In our study, we used different parameters, a longer follow-up period, together with
a different handpiece (PS01), which allows the delivery of energy in patterned columns,
thus promoting collagen production, resulting in tightening of the soft palate tissue.[39]
[40] The present study showed that 24 patients were not satisfied with the treatment
after 6 weeks; yet, their subjective and objective evaluations showed that they had
improved significantly ([Tables 2]
[3]
[4]). On the other hand, complete relief of snoring was accomplished in 52 patients,
with a success rate 68.4% 6 weeks postoperatively, and, after exclusion of those patients
who dropped out through the long follow-up period, we reported 34.8% of recurrence
in the long-term follow-up (24 months). However, the recurrent cases did not return
to the baseline concerning their subjective characteristics, as there was a positive
shift of the snoring scores from high to lower values ([Table 5] and [6]), denoting that those cases improved in snoring quality compared with their preoperative
status, although this positive change was not statistically significant.

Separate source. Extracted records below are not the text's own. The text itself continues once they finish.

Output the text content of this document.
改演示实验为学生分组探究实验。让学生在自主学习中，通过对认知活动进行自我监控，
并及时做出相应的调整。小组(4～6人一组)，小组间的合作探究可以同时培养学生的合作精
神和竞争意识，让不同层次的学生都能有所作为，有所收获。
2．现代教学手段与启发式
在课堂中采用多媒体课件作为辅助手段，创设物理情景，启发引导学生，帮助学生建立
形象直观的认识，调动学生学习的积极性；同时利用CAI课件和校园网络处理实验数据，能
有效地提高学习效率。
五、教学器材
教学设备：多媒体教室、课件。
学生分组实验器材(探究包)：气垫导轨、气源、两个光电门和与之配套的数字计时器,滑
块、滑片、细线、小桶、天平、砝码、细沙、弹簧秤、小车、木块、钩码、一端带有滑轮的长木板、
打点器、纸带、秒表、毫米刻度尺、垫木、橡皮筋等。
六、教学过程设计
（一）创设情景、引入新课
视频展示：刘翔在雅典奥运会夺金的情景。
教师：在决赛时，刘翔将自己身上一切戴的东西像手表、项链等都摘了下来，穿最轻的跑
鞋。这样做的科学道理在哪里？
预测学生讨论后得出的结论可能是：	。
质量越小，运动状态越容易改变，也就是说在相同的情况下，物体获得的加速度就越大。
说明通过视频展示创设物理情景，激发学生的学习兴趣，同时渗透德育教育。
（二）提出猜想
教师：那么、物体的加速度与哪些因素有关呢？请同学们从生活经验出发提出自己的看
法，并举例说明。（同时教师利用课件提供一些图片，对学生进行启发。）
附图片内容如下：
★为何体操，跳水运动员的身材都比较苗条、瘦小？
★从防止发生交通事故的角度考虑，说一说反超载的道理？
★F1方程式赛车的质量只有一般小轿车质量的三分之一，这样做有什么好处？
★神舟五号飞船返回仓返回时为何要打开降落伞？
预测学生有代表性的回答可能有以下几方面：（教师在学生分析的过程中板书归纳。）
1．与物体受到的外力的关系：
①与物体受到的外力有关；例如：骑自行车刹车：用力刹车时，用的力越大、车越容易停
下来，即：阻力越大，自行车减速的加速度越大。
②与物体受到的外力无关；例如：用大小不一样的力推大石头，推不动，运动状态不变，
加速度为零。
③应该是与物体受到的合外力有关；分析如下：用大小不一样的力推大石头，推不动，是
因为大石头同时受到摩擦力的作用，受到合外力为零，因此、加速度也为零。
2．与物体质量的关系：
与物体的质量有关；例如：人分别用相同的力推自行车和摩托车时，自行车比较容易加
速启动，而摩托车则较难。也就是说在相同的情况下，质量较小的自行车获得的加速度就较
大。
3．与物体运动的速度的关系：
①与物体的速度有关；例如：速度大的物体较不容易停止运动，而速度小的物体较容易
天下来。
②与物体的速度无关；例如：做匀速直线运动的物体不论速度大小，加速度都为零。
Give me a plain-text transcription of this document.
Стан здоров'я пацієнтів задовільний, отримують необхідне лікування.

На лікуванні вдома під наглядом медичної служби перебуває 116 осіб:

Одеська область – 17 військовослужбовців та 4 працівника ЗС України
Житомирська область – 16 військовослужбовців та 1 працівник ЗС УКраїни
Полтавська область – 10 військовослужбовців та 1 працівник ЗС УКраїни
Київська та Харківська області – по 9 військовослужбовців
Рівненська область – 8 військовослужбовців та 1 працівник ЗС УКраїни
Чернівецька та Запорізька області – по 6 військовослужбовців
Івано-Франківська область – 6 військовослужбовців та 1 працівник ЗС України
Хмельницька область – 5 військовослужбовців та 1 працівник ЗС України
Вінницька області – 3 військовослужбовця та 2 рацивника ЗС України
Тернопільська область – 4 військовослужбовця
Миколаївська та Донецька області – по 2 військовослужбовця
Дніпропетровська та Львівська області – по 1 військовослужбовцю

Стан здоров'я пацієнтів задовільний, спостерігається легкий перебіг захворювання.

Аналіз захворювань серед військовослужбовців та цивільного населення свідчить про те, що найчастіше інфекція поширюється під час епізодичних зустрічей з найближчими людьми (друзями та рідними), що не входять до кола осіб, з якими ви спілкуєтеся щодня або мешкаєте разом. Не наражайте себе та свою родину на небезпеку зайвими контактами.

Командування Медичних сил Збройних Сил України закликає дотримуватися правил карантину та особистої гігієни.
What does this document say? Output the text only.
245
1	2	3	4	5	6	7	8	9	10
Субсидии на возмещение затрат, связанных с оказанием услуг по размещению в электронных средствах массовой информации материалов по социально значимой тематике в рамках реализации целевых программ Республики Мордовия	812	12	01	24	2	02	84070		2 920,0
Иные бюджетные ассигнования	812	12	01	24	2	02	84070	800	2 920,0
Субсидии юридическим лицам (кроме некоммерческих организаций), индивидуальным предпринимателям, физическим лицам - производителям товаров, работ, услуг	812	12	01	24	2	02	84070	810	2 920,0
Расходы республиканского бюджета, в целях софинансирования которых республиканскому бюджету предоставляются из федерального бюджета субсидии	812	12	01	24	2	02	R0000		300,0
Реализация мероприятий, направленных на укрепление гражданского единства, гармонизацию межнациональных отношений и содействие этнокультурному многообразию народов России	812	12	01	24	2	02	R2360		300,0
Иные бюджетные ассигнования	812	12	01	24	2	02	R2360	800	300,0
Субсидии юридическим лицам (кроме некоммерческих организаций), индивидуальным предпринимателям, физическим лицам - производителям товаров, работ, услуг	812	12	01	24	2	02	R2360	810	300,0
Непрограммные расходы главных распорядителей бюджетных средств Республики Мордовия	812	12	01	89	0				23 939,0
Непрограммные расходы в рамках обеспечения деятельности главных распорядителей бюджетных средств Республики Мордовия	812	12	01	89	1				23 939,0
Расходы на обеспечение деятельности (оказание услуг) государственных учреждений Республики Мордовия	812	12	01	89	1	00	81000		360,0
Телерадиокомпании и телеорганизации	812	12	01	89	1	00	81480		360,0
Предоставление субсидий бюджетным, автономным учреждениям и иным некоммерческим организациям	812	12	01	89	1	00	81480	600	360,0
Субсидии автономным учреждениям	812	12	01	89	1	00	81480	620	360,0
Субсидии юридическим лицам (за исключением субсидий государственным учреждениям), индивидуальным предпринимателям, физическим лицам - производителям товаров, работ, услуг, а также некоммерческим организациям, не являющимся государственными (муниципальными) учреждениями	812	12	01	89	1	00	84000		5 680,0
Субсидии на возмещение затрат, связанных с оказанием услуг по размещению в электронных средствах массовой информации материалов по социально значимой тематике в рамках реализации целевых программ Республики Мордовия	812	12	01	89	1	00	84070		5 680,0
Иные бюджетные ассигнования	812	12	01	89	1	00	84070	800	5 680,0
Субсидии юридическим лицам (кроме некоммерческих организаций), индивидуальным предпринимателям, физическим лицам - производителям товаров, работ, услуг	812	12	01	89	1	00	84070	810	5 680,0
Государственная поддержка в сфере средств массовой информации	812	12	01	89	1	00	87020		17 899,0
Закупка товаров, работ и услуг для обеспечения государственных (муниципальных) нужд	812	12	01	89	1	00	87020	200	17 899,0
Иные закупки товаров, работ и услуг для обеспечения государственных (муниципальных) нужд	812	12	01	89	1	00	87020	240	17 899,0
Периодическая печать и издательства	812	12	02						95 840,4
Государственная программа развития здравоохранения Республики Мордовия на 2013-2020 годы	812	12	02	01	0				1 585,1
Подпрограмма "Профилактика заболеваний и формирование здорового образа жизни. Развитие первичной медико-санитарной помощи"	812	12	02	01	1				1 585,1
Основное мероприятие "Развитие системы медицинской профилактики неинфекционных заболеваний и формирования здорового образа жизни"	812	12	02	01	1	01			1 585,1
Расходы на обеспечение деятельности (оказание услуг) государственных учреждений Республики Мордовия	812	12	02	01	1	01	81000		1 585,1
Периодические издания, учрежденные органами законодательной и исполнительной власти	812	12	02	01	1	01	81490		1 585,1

We hypothesize that our findings are attributed to the tightening effect of the Er:
YAG laser on the soft palate, which was evident in the short-term follow-up period
as revealed by CT imaging. This strong effect gradually decreased over the long-term
follow-up period (24 months), which is probably due to the reduction of collagen fiber
bundles with consequent softening of the soft-palate tissues that led to snoring recurrence
in some patients.
The limitations of this study include the lack of a precise and accurate method to
determine the improvement of the snoring volume other than the snore laboratory application
as well as the loss of some patients to follow-up.
Conclusions
This long-term follow-up study showed that using the nonablative mode of Er: YAG laser
for soft-palate tightening yielded good results. There was no blood loss, no scarring,
and it proved to be an efficient modality for the treatment of snoring in cases with
redundant soft palate, with minimal pain and no postoperative complications. Of the
52 patients (68.4%) who were completely relived in the short term, only 43 patients
completed 2 years of follow-up (9 patients dropped out for different reasons), achieving
a 65.2% long-term success rate, while 34.8% reported snoring recurrence.